I talk a lot about how close my mom and I are. From the secrets I can tell her to the advice I seek from her on a nearly daily basis, it's easy to tell people about how much she means to me. We practically share a face so it's not uncommon for people I don't know to approach me when I am home and ask me if I am her daughter. She has taught me so much about the woman I want to be and I am so thankful for all that I have learned from her. However, so much of who I am is because of the man my father is.
I learned plenty from my dad. No crying in baseball, how to use a circular saw, and the art of making a joke during the most inappropriate times. However, the true testament of how close I am to my father is found in his sayings and mannerisms that I find myself doing all the time. More importantly, though, I have a pillar to lean on when it feels like I am carrying the weight of the world because my father knows that weight too. He has been so steadfast through my childhood and as my siblings have grown up, that it wasn't until I began my struggles with anxiety that I learned the extent of my connection with my father. Even now that I am away at college a call to my dad will make the sometimes overwhelming feat of just getting through my week seem so much easier.

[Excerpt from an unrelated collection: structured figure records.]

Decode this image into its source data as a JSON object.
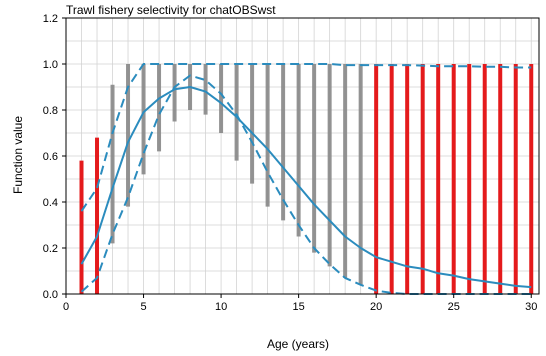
{
  "chart_data": {
    "type": "line",
    "title": "Trawl fishery selectivity for chatOBSwst",
    "xlabel": "Age (years)",
    "ylabel": "Function value",
    "xlim": [
      0,
      30.5
    ],
    "ylim": [
      0,
      1.2
    ],
    "x_ticks": [
      0,
      5,
      10,
      15,
      20,
      25,
      30
    ],
    "y_ticks": [
      0.0,
      0.2,
      0.4,
      0.6,
      0.8,
      1.0,
      1.2
    ],
    "x_tick_labels": [
      "0",
      "5",
      "10",
      "15",
      "20",
      "25",
      "30"
    ],
    "y_tick_labels": [
      "0.0",
      "0.2",
      "0.4",
      "0.6",
      "0.8",
      "1.0",
      "1.2"
    ],
    "grid": true,
    "colors": {
      "line": "#2b8cbe",
      "posterior_estimated": "#888888",
      "posterior_fixed": "#e41a1c",
      "grid": "#d3d3d3"
    },
    "series": [
      {
        "style": "solid",
        "x": [
          1,
          2,
          3,
          4,
          5,
          6,
          7,
          8,
          9,
          10,
          11,
          12,
          13,
          14,
          15,
          16,
          17,
          18,
          19,
          20,
          21,
          22,
          23,
          24,
          25,
          26,
          27,
          28,
          29,
          30
        ],
        "y": [
          0.13,
          0.25,
          0.46,
          0.66,
          0.79,
          0.85,
          0.89,
          0.9,
          0.88,
          0.83,
          0.77,
          0.7,
          0.63,
          0.55,
          0.47,
          0.39,
          0.32,
          0.25,
          0.2,
          0.16,
          0.14,
          0.12,
          0.11,
          0.09,
          0.08,
          0.065,
          0.055,
          0.045,
          0.035,
          0.03
        ]
      },
      {
        "style": "dashed",
        "x": [
          1,
          2,
          3,
          4,
          5,
          6,
          7,
          8,
          9,
          10,
          11,
          12,
          13,
          14,
          15,
          16,
          17,
          18,
          19,
          20,
          21,
          22,
          23,
          24,
          25,
          26,
          27,
          28,
          29,
          30
        ],
        "y": [
          0.36,
          0.46,
          0.7,
          0.9,
          1.0,
          1.0,
          1.0,
          1.0,
          1.0,
          1.0,
          1.0,
          1.0,
          1.0,
          1.0,
          1.0,
          1.0,
          1.0,
          0.995,
          0.995,
          0.995,
          0.995,
          0.995,
          0.993,
          0.99,
          0.99,
          0.99,
          0.988,
          0.988,
          0.985,
          0.985
        ]
      },
      {
        "style": "dashed",
        "x": [
          1,
          2,
          3,
          4,
          5,
          6,
          7,
          8,
          9,
          10,
          11,
          12,
          13,
          14,
          15,
          16,
          17,
          18,
          19,
          20,
          21,
          22,
          23,
          24,
          25,
          26,
          27,
          28,
          29,
          30
        ],
        "y": [
          0.01,
          0.07,
          0.26,
          0.42,
          0.61,
          0.78,
          0.9,
          0.95,
          0.93,
          0.87,
          0.78,
          0.66,
          0.53,
          0.41,
          0.3,
          0.2,
          0.13,
          0.07,
          0.04,
          0.015,
          0.005,
          0,
          0,
          0,
          0,
          0,
          0,
          0,
          0,
          0
        ]
      }
    ],
    "posterior_bars": [
      {
        "age": 1,
        "min": 0.0,
        "max": 0.58,
        "kind": "fixed"
      },
      {
        "age": 2,
        "min": 0.0,
        "max": 0.68,
        "kind": "fixed"
      },
      {
        "age": 3,
        "min": 0.22,
        "max": 0.91,
        "kind": "estimated"
      },
      {
        "age": 4,
        "min": 0.38,
        "max": 1.0,
        "kind": "estimated"
      },
      {
        "age": 5,
        "min": 0.52,
        "max": 1.0,
        "kind": "estimated"
      },
      {
        "age": 6,
        "min": 0.62,
        "max": 1.0,
        "kind": "estimated"
      },
      {
        "age": 7,
        "min": 0.75,
        "max": 1.0,
        "kind": "estimated"
      },
      {
        "age": 8,
        "min": 0.8,
        "max": 1.0,
        "kind": "estimated"
      },
      {
        "age": 9,
        "min": 0.78,
        "max": 1.0,
        "kind": "estimated"
      },
      {
        "age": 10,
        "min": 0.7,
        "max": 1.0,
        "kind": "estimated"
      },
      {
        "age": 11,
        "min": 0.58,
        "max": 1.0,
        "kind": "estimated"
      },
      {
        "age": 12,
        "min": 0.48,
        "max": 1.0,
        "kind": "estimated"
      },
      {
        "age": 13,
        "min": 0.38,
        "max": 1.0,
        "kind": "estimated"
      },
      {
        "age": 14,
        "min": 0.32,
        "max": 1.0,
        "kind": "estimated"
      },
      {
        "age": 15,
        "min": 0.25,
        "max": 1.0,
        "kind": "estimated"
      },
      {
        "age": 16,
        "min": 0.18,
        "max": 1.0,
        "kind": "estimated"
      },
      {
        "age": 17,
        "min": 0.12,
        "max": 1.0,
        "kind": "estimated"
      },
      {
        "age": 18,
        "min": 0.07,
        "max": 1.0,
        "kind": "estimated"
      },
      {
        "age": 19,
        "min": 0.04,
        "max": 1.0,
        "kind": "estimated"
      },
      {
        "age": 20,
        "min": 0.0,
        "max": 1.0,
        "kind": "fixed"
      },
      {
        "age": 21,
        "min": 0.0,
        "max": 1.0,
        "kind": "fixed"
      },
      {
        "age": 22,
        "min": 0.0,
        "max": 1.0,
        "kind": "fixed"
      },
      {
        "age": 23,
        "min": 0.0,
        "max": 1.0,
        "kind": "fixed"
      },
      {
        "age": 24,
        "min": 0.0,
        "max": 1.0,
        "kind": "fixed"
      },
      {
        "age": 25,
        "min": 0.0,
        "max": 1.0,
        "kind": "fixed"
      },
      {
        "age": 26,
        "min": 0.0,
        "max": 1.0,
        "kind": "fixed"
      },
      {
        "age": 27,
        "min": 0.0,
        "max": 1.0,
        "kind": "fixed"
      },
      {
        "age": 28,
        "min": 0.0,
        "max": 1.0,
        "kind": "fixed"
      },
      {
        "age": 29,
        "min": 0.0,
        "max": 1.0,
        "kind": "fixed"
      },
      {
        "age": 30,
        "min": 0.0,
        "max": 1.0,
        "kind": "fixed"
      }
    ]
  }
}
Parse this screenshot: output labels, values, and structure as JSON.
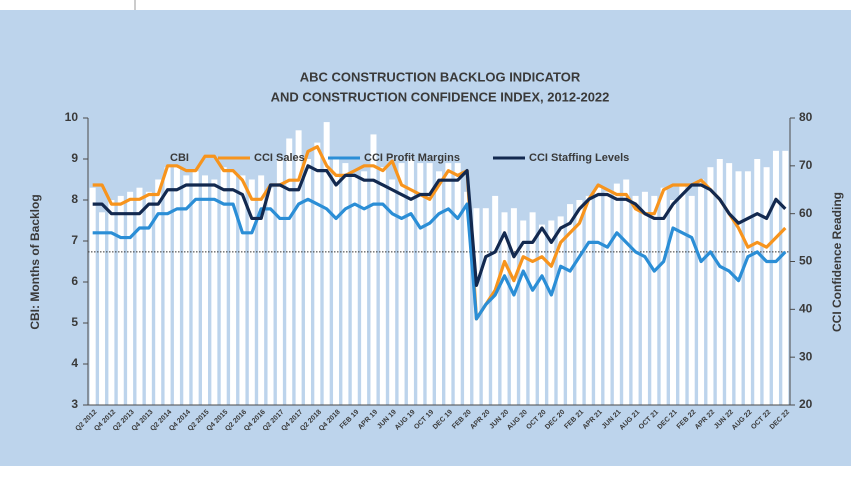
{
  "chart_data": {
    "type": "combo",
    "title": [
      "ABC CONSTRUCTION BACKLOG INDICATOR",
      "AND CONSTRUCTION CONFIDENCE INDEX, 2012-2022"
    ],
    "y_label": "CBI: Months of Backlog",
    "y2_label": "CCI Confidence Reading",
    "categories": [
      "Q2 2012",
      null,
      "Q4 2012",
      null,
      "Q2 2013",
      null,
      "Q4 2013",
      null,
      "Q2 2014",
      null,
      "Q4 2014",
      null,
      "Q2 2015",
      null,
      "Q4 2015",
      null,
      "Q2 2016",
      null,
      "Q4 2016",
      null,
      "Q2 2017",
      null,
      "Q4 2017",
      null,
      "Q2 2018",
      null,
      "Q4 2018",
      null,
      "FEB 19",
      null,
      "APR 19",
      null,
      "JUN 19",
      null,
      "AUG 19",
      null,
      "OCT 19",
      null,
      "DEC 19",
      null,
      "FEB 20",
      null,
      "APR 20",
      null,
      "JUN 20",
      null,
      "AUG 20",
      null,
      "OCT 20",
      null,
      "DEC 20",
      null,
      "FEB 21",
      null,
      "APR 21",
      null,
      "JUN 21",
      null,
      "AUG 21",
      null,
      "OCT 21",
      null,
      "DEC 21",
      null,
      "FEB 22",
      null,
      "APR 22",
      null,
      "JUN 22",
      null,
      "AUG 22",
      null,
      "OCT 22",
      null,
      "DEC 22"
    ],
    "series": [
      {
        "name": "CBI",
        "type": "bar",
        "axis": "y",
        "color": "#ffffff",
        "values": [
          8.3,
          7.7,
          8.0,
          8.1,
          8.2,
          8.3,
          8.2,
          8.5,
          8.8,
          8.8,
          8.6,
          8.7,
          8.6,
          8.5,
          8.8,
          8.7,
          8.6,
          8.5,
          8.6,
          8.3,
          9.0,
          9.5,
          9.7,
          9.0,
          9.4,
          9.9,
          9.0,
          8.9,
          8.6,
          8.7,
          9.6,
          8.8,
          8.5,
          8.9,
          9.0,
          8.9,
          8.9,
          8.7,
          8.9,
          8.9,
          8.2,
          7.8,
          7.8,
          8.1,
          7.7,
          7.8,
          7.5,
          7.7,
          7.4,
          7.5,
          7.6,
          7.9,
          8.0,
          8.1,
          8.3,
          8.2,
          8.4,
          8.5,
          8.1,
          8.2,
          8.1,
          8.3,
          8.0,
          8.4,
          8.1,
          8.5,
          8.8,
          9.0,
          8.9,
          8.7,
          8.7,
          9.0,
          8.8,
          9.2,
          9.2
        ]
      },
      {
        "name": "CCI Sales",
        "type": "line",
        "axis": "y2",
        "color": "#f7941d",
        "values": [
          66,
          66,
          62,
          62,
          63,
          63,
          64,
          64,
          70,
          70,
          69,
          69,
          72,
          72,
          69,
          69,
          67,
          63,
          63,
          66,
          66,
          67,
          67,
          73,
          74,
          70,
          68,
          68,
          69,
          70,
          70,
          69,
          71,
          66,
          65,
          64,
          63,
          66,
          69,
          68,
          69,
          38,
          41,
          44,
          50,
          46,
          51,
          50,
          51,
          49,
          54,
          56,
          58,
          63,
          66,
          65,
          64,
          64,
          61,
          60,
          60,
          65,
          66,
          66,
          66,
          67,
          65,
          63,
          60,
          57,
          53,
          54,
          53,
          55,
          57
        ]
      },
      {
        "name": "CCI Profit Margins",
        "type": "line",
        "axis": "y2",
        "color": "#2b8ed6",
        "values": [
          56,
          56,
          56,
          55,
          55,
          57,
          57,
          60,
          60,
          61,
          61,
          63,
          63,
          63,
          62,
          62,
          56,
          56,
          61,
          61,
          59,
          59,
          62,
          63,
          62,
          61,
          59,
          61,
          62,
          61,
          62,
          62,
          60,
          59,
          60,
          57,
          58,
          60,
          61,
          59,
          62,
          38,
          41,
          43,
          47,
          43,
          48,
          44,
          47,
          43,
          49,
          48,
          51,
          54,
          54,
          53,
          56,
          54,
          52,
          51,
          48,
          50,
          57,
          56,
          55,
          50,
          52,
          49,
          48,
          46,
          51,
          52,
          50,
          50,
          52
        ]
      },
      {
        "name": "CCI Staffing Levels",
        "type": "line",
        "axis": "y2",
        "color": "#13294f",
        "values": [
          62,
          62,
          60,
          60,
          60,
          60,
          62,
          62,
          65,
          65,
          66,
          66,
          66,
          66,
          65,
          65,
          64,
          59,
          59,
          66,
          66,
          65,
          65,
          70,
          69,
          69,
          66,
          68,
          68,
          67,
          67,
          66,
          65,
          64,
          63,
          64,
          64,
          67,
          67,
          67,
          69,
          45,
          51,
          52,
          56,
          51,
          54,
          54,
          57,
          54,
          57,
          58,
          61,
          63,
          64,
          64,
          63,
          63,
          62,
          60,
          59,
          59,
          62,
          64,
          66,
          66,
          65,
          63,
          60,
          58,
          59,
          60,
          59,
          63,
          61
        ]
      }
    ],
    "ylim": [
      3,
      10
    ],
    "yticks": [
      3,
      4,
      5,
      6,
      7,
      8,
      9,
      10
    ],
    "y2lim": [
      20,
      80
    ],
    "y2ticks": [
      20,
      30,
      40,
      50,
      60,
      70,
      80
    ],
    "reference_line": {
      "axis": "y2",
      "value": 52
    },
    "legend": "top"
  }
}
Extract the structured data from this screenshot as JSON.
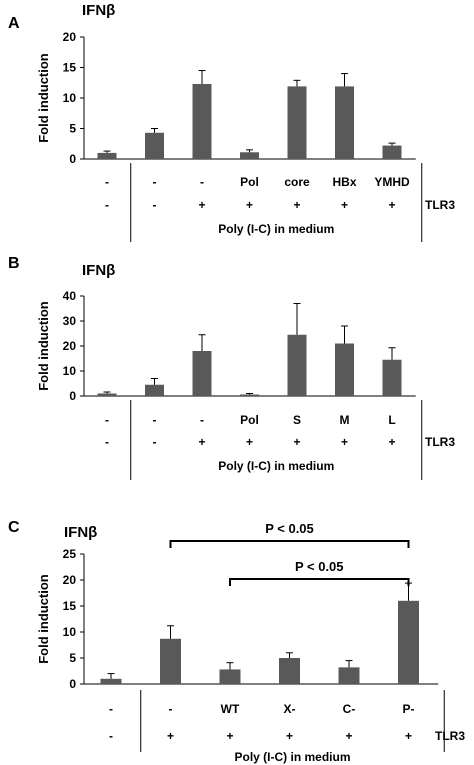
{
  "chart_data": [
    {
      "type": "bar",
      "panel_letter": "A",
      "title": "IFNβ",
      "ylabel": "Fold induction",
      "ylim": [
        0,
        20
      ],
      "yticks": [
        "0",
        "5",
        "10",
        "15",
        "20"
      ],
      "values": [
        1,
        4.3,
        12.3,
        1.1,
        11.9,
        11.9,
        2.2
      ],
      "errors": [
        0.3,
        0.7,
        2.2,
        0.4,
        1.0,
        2.1,
        0.4
      ],
      "row1": [
        "-",
        "-",
        "-",
        "Pol",
        "core",
        "HBx",
        "YMHD"
      ],
      "row2": [
        "-",
        "-",
        "+",
        "+",
        "+",
        "+",
        "+"
      ],
      "row_label": "TLR3",
      "group_label": "Poly (I-C) in medium",
      "bar_color": "#595959"
    },
    {
      "type": "bar",
      "panel_letter": "B",
      "title": "IFNβ",
      "ylabel": "Fold induction",
      "ylim": [
        0,
        40
      ],
      "yticks": [
        "0",
        "10",
        "20",
        "30",
        "40"
      ],
      "values": [
        1,
        4.5,
        18,
        0.6,
        24.5,
        21,
        14.5
      ],
      "errors": [
        0.6,
        2.5,
        6.5,
        0.4,
        12.5,
        7,
        4.8
      ],
      "row1": [
        "-",
        "-",
        "-",
        "Pol",
        "S",
        "M",
        "L"
      ],
      "row2": [
        "-",
        "-",
        "+",
        "+",
        "+",
        "+",
        "+"
      ],
      "row_label": "TLR3",
      "group_label": "Poly (I-C) in medium",
      "bar_color": "#595959"
    },
    {
      "type": "bar",
      "panel_letter": "C",
      "title": "IFNβ",
      "ylabel": "Fold induction",
      "ylim": [
        0,
        25
      ],
      "yticks": [
        "0",
        "5",
        "10",
        "15",
        "20",
        "25"
      ],
      "values": [
        1,
        8.7,
        2.8,
        5,
        3.2,
        16
      ],
      "errors": [
        1,
        2.5,
        1.3,
        1,
        1.3,
        3.4
      ],
      "row1": [
        "-",
        "-",
        "WT",
        "X-",
        "C-",
        "P-"
      ],
      "row2": [
        "-",
        "+",
        "+",
        "+",
        "+",
        "+"
      ],
      "row_label": "TLR3",
      "group_label": "Poly (I-C) in medium",
      "bar_color": "#595959",
      "annotations": [
        {
          "text": "P < 0.05",
          "from_index": 1,
          "to_index": 5
        },
        {
          "text": "P < 0.05",
          "from_index": 2,
          "to_index": 5
        }
      ]
    }
  ]
}
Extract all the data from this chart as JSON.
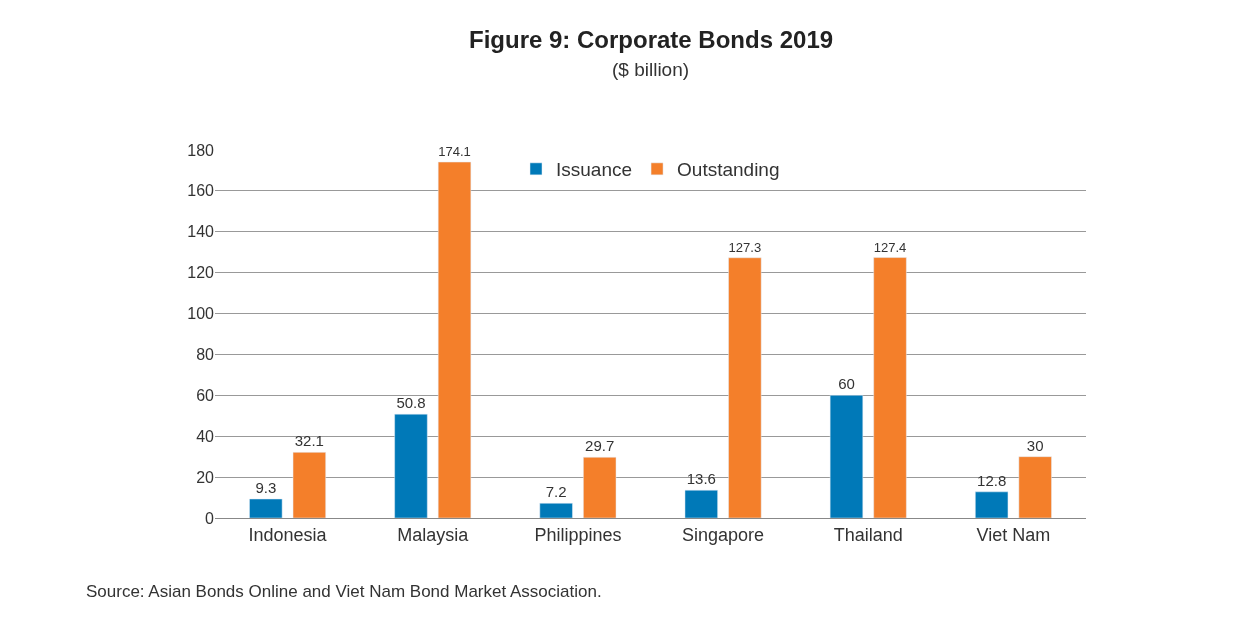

My father's catch phrase to get me through whatever is stressing me out has always been "It's going to be a good life". When I was younger, this saying was a bandaid that patched me together about whatever it was that I was having a meltdown about. As I got older my dad's mantra become more of a reality as he helped me transition into adulthood and gave me the tools to make a good life for myself.
So this good life that I am leading is owed to the man who taught me how. He keeps his head down, provides with little appreciation, and worries silently to avoid upsetting the rest of us. A thank you to the dad that doesn't ask for one, I love you bud.